Hoy más que nunca las cosas simples se vuelven relevantes: el beso al amor distante, la caricia al hijo que no está cerca, el encuentro con alguien que no vemos hace mucho, pasear libre por una calle, visitar a los parientes, ir a un restaurante cualquiera, ver una película en el cine, asistir al teatro, salir a bailar, celebrar el cumpleaños con amigos, el almuerzo dominical con la familia, tener un velorio y un entierro dignos, recibir consuelo con derecho a abrazos ante el dolor.
Las fronteras que siempre fueron imaginarias nunca fueron tan imaginarias como ahora. No interesa si vivimos en Wuhan, Madrid, Nueva York, Teherán, Lima, Iquitos. Da igual, asimismo, si vives en Villa El Salvador, Las Casuarinas, Alto Trujillo, una favela de Río de Janeiro, la Riviera francesa o los Hamptons. También carece de relevancia en lo que crees, cómo luces por fuera. Las etiquetas se han esfumado porque, ante la amenaza común, todos somos los mismos seres humanos.
Tampoco importan la riqueza, los títulos nobiliarios, las jerarquías, los grados académicos, la cantidad de ceros de la cuenta bancaria no sirven de nada. No se está mejor protegido si eres el príncipe Carlos de Inglaterra, el millonario actor Tom Hanks, el ministro de Sanidad israelí, el alcalde de San Martín de Porres, una congresista de Acción Popular, un vecino del Bajo Piura.
El nuevo coronavirus desconoce de países, ciudades, distritos, disputas territoriales, climas, lenguas, acentos, colores de piel, convicciones religiosas. La enfermedad no hace distingos ni toma en cuenta cuestiones como estas que resultan, al fin y al cabo, banales.
Las mascarillas inundan nuestro mundo, cubren los rostros, desnudan nuestra vulnerabilidad. Es el temor ante un destino inexorable que no podemos controlar. Proclamamos la distancia social, limitamos el contacto físico, nos encerramos en casa para impedir que se introduzca en nuestro cuerpo y lo use como una arma mortífera hasta dejarnos sin aliento a fin de destruirnos.
Si algo bueno existe en medio de esta tragedia, resulta ser el redescubrimiento de varias heroicidades silentes que existían y a las que nunca agradecíamos debidamente. Esos héroes de la vida real que ahora están cubiertos de escafandras apocalípticas, mascarillas N95 y otros artilugios.
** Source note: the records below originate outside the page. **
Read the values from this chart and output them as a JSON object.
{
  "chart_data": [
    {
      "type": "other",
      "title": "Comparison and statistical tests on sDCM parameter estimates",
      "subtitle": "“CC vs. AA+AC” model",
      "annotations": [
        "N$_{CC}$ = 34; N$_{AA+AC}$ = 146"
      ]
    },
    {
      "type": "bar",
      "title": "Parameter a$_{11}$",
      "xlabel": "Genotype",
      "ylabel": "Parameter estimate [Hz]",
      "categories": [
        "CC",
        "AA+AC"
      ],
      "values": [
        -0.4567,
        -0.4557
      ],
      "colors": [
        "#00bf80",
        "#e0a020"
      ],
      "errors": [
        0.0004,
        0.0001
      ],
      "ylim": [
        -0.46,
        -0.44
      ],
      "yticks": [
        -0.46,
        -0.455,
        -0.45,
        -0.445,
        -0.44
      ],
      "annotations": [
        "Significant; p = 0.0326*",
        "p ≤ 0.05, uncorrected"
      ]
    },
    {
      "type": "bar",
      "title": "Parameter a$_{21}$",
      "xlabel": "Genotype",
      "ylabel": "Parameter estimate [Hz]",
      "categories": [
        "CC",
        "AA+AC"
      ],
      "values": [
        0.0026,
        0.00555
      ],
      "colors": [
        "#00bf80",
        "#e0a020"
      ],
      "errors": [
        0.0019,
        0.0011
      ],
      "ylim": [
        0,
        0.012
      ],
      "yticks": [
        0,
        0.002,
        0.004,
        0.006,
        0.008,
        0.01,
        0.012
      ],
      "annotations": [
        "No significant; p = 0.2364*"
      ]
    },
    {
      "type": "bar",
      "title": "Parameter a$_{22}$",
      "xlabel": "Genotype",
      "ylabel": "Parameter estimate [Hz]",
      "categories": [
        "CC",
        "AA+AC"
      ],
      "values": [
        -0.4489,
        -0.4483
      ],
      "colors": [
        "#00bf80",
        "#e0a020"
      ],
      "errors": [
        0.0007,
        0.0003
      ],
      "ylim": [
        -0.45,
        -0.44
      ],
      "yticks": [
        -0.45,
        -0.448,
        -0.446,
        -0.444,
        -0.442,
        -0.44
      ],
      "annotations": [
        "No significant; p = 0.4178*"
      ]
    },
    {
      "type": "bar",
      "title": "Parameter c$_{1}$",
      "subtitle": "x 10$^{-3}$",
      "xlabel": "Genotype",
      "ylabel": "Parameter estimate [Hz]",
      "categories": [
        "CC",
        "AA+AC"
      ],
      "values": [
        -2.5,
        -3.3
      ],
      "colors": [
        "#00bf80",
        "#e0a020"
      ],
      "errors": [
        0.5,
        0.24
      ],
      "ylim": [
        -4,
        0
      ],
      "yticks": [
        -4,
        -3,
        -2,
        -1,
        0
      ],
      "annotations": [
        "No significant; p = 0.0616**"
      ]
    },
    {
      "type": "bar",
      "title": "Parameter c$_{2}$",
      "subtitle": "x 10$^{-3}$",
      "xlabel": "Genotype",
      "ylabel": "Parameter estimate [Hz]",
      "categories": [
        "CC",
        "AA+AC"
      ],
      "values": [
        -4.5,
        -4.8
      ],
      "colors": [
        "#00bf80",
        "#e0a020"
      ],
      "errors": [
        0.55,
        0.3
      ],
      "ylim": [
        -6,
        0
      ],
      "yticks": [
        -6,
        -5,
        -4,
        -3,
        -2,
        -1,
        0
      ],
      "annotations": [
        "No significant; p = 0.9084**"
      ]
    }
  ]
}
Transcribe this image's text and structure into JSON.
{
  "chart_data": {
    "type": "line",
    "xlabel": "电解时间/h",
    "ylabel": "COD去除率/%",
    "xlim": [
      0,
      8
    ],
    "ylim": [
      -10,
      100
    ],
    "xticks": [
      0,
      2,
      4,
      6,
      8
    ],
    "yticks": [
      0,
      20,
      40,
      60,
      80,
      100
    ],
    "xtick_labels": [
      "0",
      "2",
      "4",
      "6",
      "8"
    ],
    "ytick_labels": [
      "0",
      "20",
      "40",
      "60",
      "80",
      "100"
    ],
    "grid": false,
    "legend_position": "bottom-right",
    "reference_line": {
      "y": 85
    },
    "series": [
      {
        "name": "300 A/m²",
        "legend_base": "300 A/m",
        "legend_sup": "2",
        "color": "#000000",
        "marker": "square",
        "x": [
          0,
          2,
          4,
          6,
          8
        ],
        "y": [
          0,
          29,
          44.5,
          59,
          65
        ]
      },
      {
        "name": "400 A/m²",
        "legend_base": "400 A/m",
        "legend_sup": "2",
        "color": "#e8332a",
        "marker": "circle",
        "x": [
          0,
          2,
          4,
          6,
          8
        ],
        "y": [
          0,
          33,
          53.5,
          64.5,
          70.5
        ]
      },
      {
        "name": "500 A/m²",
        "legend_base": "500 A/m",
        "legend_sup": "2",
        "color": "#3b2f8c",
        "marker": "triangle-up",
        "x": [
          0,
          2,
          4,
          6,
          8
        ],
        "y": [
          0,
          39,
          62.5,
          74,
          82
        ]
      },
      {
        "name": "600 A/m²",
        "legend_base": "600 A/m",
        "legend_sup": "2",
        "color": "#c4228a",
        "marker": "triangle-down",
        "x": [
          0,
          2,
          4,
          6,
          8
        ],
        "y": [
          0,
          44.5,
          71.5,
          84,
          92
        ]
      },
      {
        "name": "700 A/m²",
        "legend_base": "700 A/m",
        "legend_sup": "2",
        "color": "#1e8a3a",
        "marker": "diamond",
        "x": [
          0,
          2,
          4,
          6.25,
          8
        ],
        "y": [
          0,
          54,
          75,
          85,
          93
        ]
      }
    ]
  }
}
Médicos, enfermeras, personal sanitario que libran pequeñas grandes batallas por salvar a uno, a varios que, no pocas veces, recién conocen o nunca volverán a encontrar en su camino.
Son gente que se emociona cuando consiguen sacar a alguien de los cuidados intensivos, retirarle el respirador mecánico, curarlo de la neumonía atípica que provoca ese enemigo que parece estar en todos lados. Cuando no lo consiguen, los hemos visto acongojados, devastados, llorando en los corredores.
Nos conmovemos al igual que ellos porque sabemos que su derrota es, al mismo tiempo, la nuestra. Que los caídos serán personas que abandonaron sus casas para nunca más volver. Que no tendrán derecho a ser despedidos como se debe. Que se transformarán en un número más dentro de una curva que se encierra en esa estadística macabra.
Motivo entonces para reflexionar. ¿Cuánto de lo que hemos acumulado a lo largo de nuestra existencia consigue librarnos de contraer un virus que aparece de la noche a la mañana y amenaza con acabar con nosotros de repente? ¿En qué momento podremos sentirnos seguros para salir a la calle sin miedo? ¿Volverá algún día a funcionar todo como era antes? ¿En cuánto tiempo contaremos con un tratamiento efectivo o, mejor aún, una vacuna?
En esta lacerante actualidad, sumamos más dudas que certezas; más incertidumbres que conocimientos.
Ironías de una humanidad del siglo XXI que se jactaba de estar hiperconectada, hiperinformada, digitalizada. Y que debe lidiar en estos momentos con viejos dilemas que existen desde la aparición del primer hombre en la Tierra. Entre la estupidez y la sensatez; entre la política taimada y la moral; entre el egoísmo y la solidaridad; entre lo verdaderamente importante y lo accesorio.
Aprendizaje en cuyas páginas solo hay una lección: la vida como un misterio efímero, que siempre nos empuja a valorarla y darle una justa medida, empujándonos a considerar lo genuino, lo esencial, de verdad.
Solo así saldremos de esta cuarentena no solo física, sino mental. Solo así no desmayaremos. Solo así podremos seguir adelante. Solo así conseguiremos perdurar. Solo así evitaremos nuestra propia extinción.